Pero hay ciertas decisiones que, en virtud de la Constitución, corresponde adoptar al Gobierno (y, en algunos casos, a los gobiernos de las comunídades autónomas), que no están reguladas por leyes que establezcan condiciones para su ejercicio ni afectan, al menos directamente, a derechos de los ciudadanos, pues son decisiones de alcance general, mediante las que el Gobierno ejerce su genuina función constitucional de dirección política, bajo su exclusiva e intransferible responsabilidad. La mayoría de ellas se refieren a las relaciones del Gobierno con otros poderes del Estado o a las relaciones internacionales, aunque hay sin duda otras al margen de esas dos materias típicas. Estas decisiones, muy pocas en realidad, se conocen igualmente en los Estados de nuestro entorno con distintas denominaciones -Regierungsakt, acte de gouvernement, atto politico- pero con la misma consecuencia.
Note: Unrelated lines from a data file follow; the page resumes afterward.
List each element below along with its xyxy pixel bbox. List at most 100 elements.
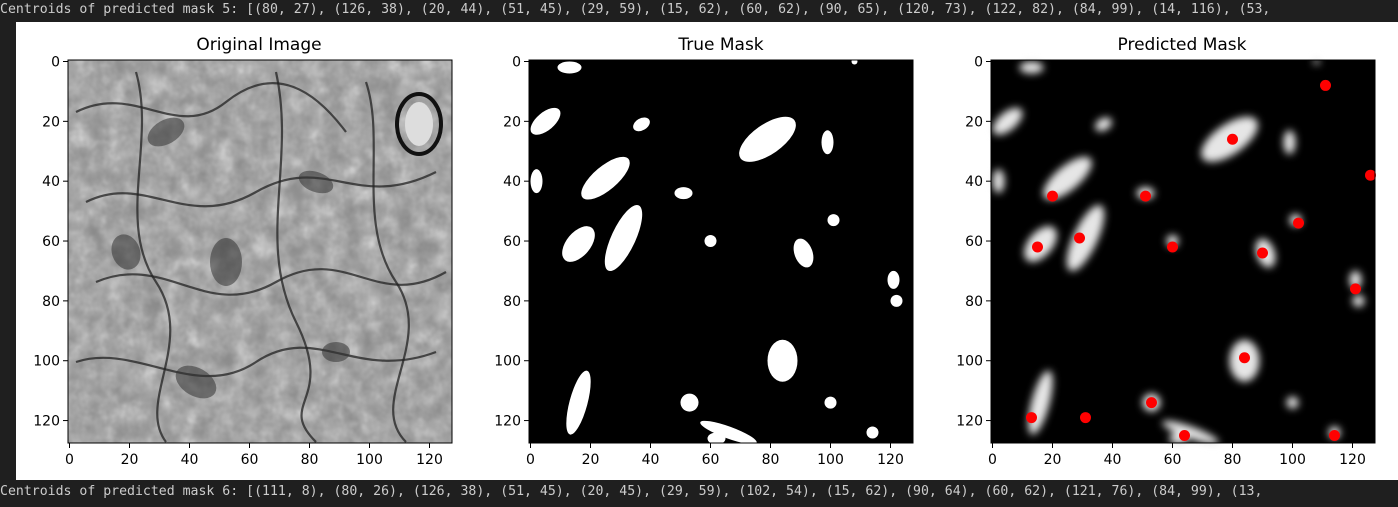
- y-tick-label: 0: [512, 54, 521, 70]
- true-mask-region: [581, 156, 630, 200]
- centroid-point: [1320, 79, 1331, 91]
- centroid-point: [1146, 397, 1157, 409]
- centroid-point: [1350, 283, 1361, 295]
- predicted-mask-region: [1283, 130, 1296, 155]
- predicted-mask-region: [1066, 205, 1105, 272]
- centroid-point: [1074, 232, 1085, 244]
- true-mask-image: [529, 60, 913, 443]
- predicted-mask-region: [1286, 396, 1299, 409]
- y-tick-label: 80: [965, 294, 983, 310]
- centroid-point: [1365, 169, 1376, 181]
- predicted-mask-region: [1043, 156, 1092, 200]
- membrane-curve: [85, 171, 437, 208]
- membrane-curve: [75, 346, 437, 378]
- predicted-mask-image: [991, 60, 1375, 443]
- x-tick-label: 40: [181, 452, 199, 468]
- x-tick-label: 60: [702, 452, 720, 468]
- predicted-mask-region: [1019, 61, 1044, 74]
- figure-canvas: Original Image 0 20 40 60 80 100 120 0 20 40 60 80 1…: [33, 35, 1376, 468]
- membrane-curve: [364, 81, 410, 443]
- centroid-point: [1047, 190, 1058, 202]
- x-tick-label: 80: [1224, 452, 1242, 468]
- predicted-mask-region: [992, 169, 1005, 194]
- true-mask-region: [767, 339, 798, 382]
- mitochondrion: [322, 342, 350, 362]
- mitochondrion: [210, 238, 242, 286]
- centroid-point: [1179, 430, 1190, 442]
- x-tick-label: 0: [526, 452, 535, 468]
- true-mask-region: [530, 107, 561, 135]
- centroid-point: [1293, 217, 1304, 229]
- predicted-mask-ticks: 0 20 40 60 80 100 120 0 20 40 60 80 100 120: [956, 54, 1366, 468]
- x-tick-label: 120: [416, 452, 443, 468]
- original-image-ticks: 0 20 40 60 80 100 120 0 20 40 60 80 100 120: [33, 54, 443, 468]
- predicted-mask-region: [1352, 294, 1365, 307]
- true-mask-region: [530, 169, 543, 194]
- y-tick-label: 20: [965, 114, 983, 130]
- true-mask-region: [890, 294, 903, 307]
- y-tick-label: 120: [33, 414, 60, 430]
- mitochondrion: [147, 117, 185, 147]
- y-tick-label: 40: [42, 174, 60, 190]
- true-mask-region: [604, 205, 643, 272]
- true-mask-region: [866, 426, 879, 439]
- true-mask-region: [562, 226, 595, 262]
- true-mask-region: [739, 116, 796, 162]
- original-image-area: [68, 60, 452, 443]
- panel-title-true-mask: True Mask: [677, 35, 763, 55]
- y-tick-label: 60: [42, 234, 60, 250]
- centroid-point: [1032, 241, 1043, 253]
- x-tick-label: 120: [877, 452, 904, 468]
- predicted-mask-region: [1162, 420, 1219, 445]
- y-tick-label: 20: [42, 114, 60, 130]
- y-tick-label: 80: [42, 294, 60, 310]
- true-mask-region: [674, 187, 693, 200]
- organelle-ring: [395, 92, 443, 156]
- x-tick-label: 100: [356, 452, 383, 468]
- y-tick-label: 40: [503, 174, 521, 190]
- mitochondrion: [298, 170, 334, 194]
- true-mask-regions: [530, 58, 903, 445]
- panel-title-original: Original Image: [196, 35, 321, 55]
- true-mask-region: [557, 61, 582, 74]
- x-tick-label: 20: [582, 452, 600, 468]
- membrane-curve: [75, 82, 347, 133]
- mitochondrion: [111, 234, 141, 270]
- true-mask-region: [887, 270, 900, 289]
- predicted-mask-region: [1313, 58, 1320, 65]
- centroid-point: [1227, 133, 1238, 145]
- predicted-mask-region: [1095, 117, 1112, 132]
- y-tick-label: 40: [965, 174, 983, 190]
- centroid-point: [1167, 241, 1178, 253]
- true-mask-region: [633, 117, 650, 132]
- true-mask-region: [824, 396, 837, 409]
- y-tick-label: 20: [503, 114, 521, 130]
- true-mask-region: [704, 235, 717, 248]
- x-tick-label: 60: [241, 452, 259, 468]
- true-mask-region: [566, 370, 591, 435]
- predicted-centroids: [1026, 79, 1376, 442]
- membrane-curve: [274, 71, 317, 443]
- panel-title-predicted-mask: Predicted Mask: [1118, 35, 1247, 55]
- matplotlib-figure: Original Image 0 20 40 60 80 100 120 0 20 40 60 80 1…: [16, 22, 1398, 480]
- centroid-point: [1080, 412, 1091, 424]
- y-tick-label: 0: [974, 54, 983, 70]
- true-mask-region: [707, 432, 726, 445]
- original-image-membranes: [75, 71, 447, 443]
- y-tick-label: 100: [33, 354, 60, 370]
- y-tick-label: 120: [494, 414, 521, 430]
- output-line-bottom: Centroids of predicted mask 6: [(111, 8)…: [0, 484, 1263, 499]
- x-tick-label: 40: [1104, 452, 1122, 468]
- x-tick-label: 80: [301, 452, 319, 468]
- membrane-curve: [95, 268, 447, 296]
- y-tick-label: 100: [956, 354, 983, 370]
- predicted-mask-region: [992, 107, 1023, 135]
- panel-predicted-mask: Predicted Mask 0 20 40 60 80 100 120 0 20 40 60 80 1…: [956, 35, 1376, 468]
- x-tick-label: 80: [762, 452, 780, 468]
- x-tick-label: 0: [65, 452, 74, 468]
- centroid-point: [1026, 412, 1037, 424]
- x-tick-label: 100: [817, 452, 844, 468]
- predicted-mask-frame: [990, 59, 1376, 444]
- x-tick-label: 40: [642, 452, 660, 468]
- true-mask-region: [851, 58, 858, 65]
No son, por su propia naturaleza -que no por la finalidad con que se adoptan-, decisiones susceptibles de control por los tribunales ordinarios, ya que la función de estos últimos se limita a controlar la legalidad y a tutelar los derechos de los ciudadanos. Por el contrario, no estando en juego la observancia de ninguna ley ni la defensa de derechos individuales, la interferencia de los tribunales en este tipo de decisiones -aun apelando a principios jurídicos abstractos- podría alterar el equilibrio de poderes que la Constitución establece.

¿Se imaginan que pueda ser objeto de recurso, por ejemplo, la decisión del presidente del Gobierno de disolver las Cámaras y convocar elecciones? ¿O el acuerdo del Consejo de Ministros de enviar o no enviar a las Cortes un proyecto de ley o de dar prioridad presupuestaria a tales o cuales necesidades? ¿O la fijación del criterio de la representación española en el Consejo de Ministros de la Unión Europea? ¿Debería poder ser recurrible ante los tribunales el nombramiento de un ministro? ¿Y la decisión del Banco de España -que ejerce con independencia funciones de política monetaria- de mantener o modificar los tipos de interés? ¿Y el acuerdo de enviar tropas españolas a una fuerza multinacional de paz?

Conviene entonces no confundir, porque si por "actos políticos" se alude entre nosotros también a este último tipo de decisiones, es claro que deben estar exentas de control judicial, por imperativo constitucional, salvo en el improbable caso de que vulneren derechos fundamentales o infrinjan alguna disposición legal expresa, como precisaba el proyecto de Ley de la Jurisdicción Contencioso-Administrativa que se estaba tramitando durante la pasada legislatura. El problema, entonces, no está en si se admite o no el control judicial de los actos políticos del Gobierno, sino en qué se entiende por actos políticos.

En todo caso, qué tipo de decisiones pertenece a esta última categoría es algo que vienen determinando caso por caso, como sucede en otros países, el Tribunal Supremo y el Tribunal Constitucional. De hecho, ninguna ley puede evitar que quien lo considere oportuno formule una demanda contra el Gobierno ante el tribunal competente. Pero, cuando el recurso tenga por objeto aquel tipo de actos gubernativos, corresponde al órgano judicial no admitirlo a trámite, ahorrando a la sociedad incluso las incertidumbres y las presiones que pudieran derivarse de la pendencia de un proceso.

De esta manera se concilia el principio de división de poderes con las exigencias del Estado de derecho y del control judicial del Gobierno, asunto en el que, como en el juego de las siete y media, tan malo es no llegar como pasarse. Pues, si es necesario que ningún derecho o interés legítimo quede sin posibilidad de defensa jurídica, también lo es impedir la instrumentalización de la justicia para satisfacer los intereses políticos particulares de algunos.

Miguel Sánchez Morón es catedrático de Derecho Administrativo de laUniversidad de Alcalá y abogado.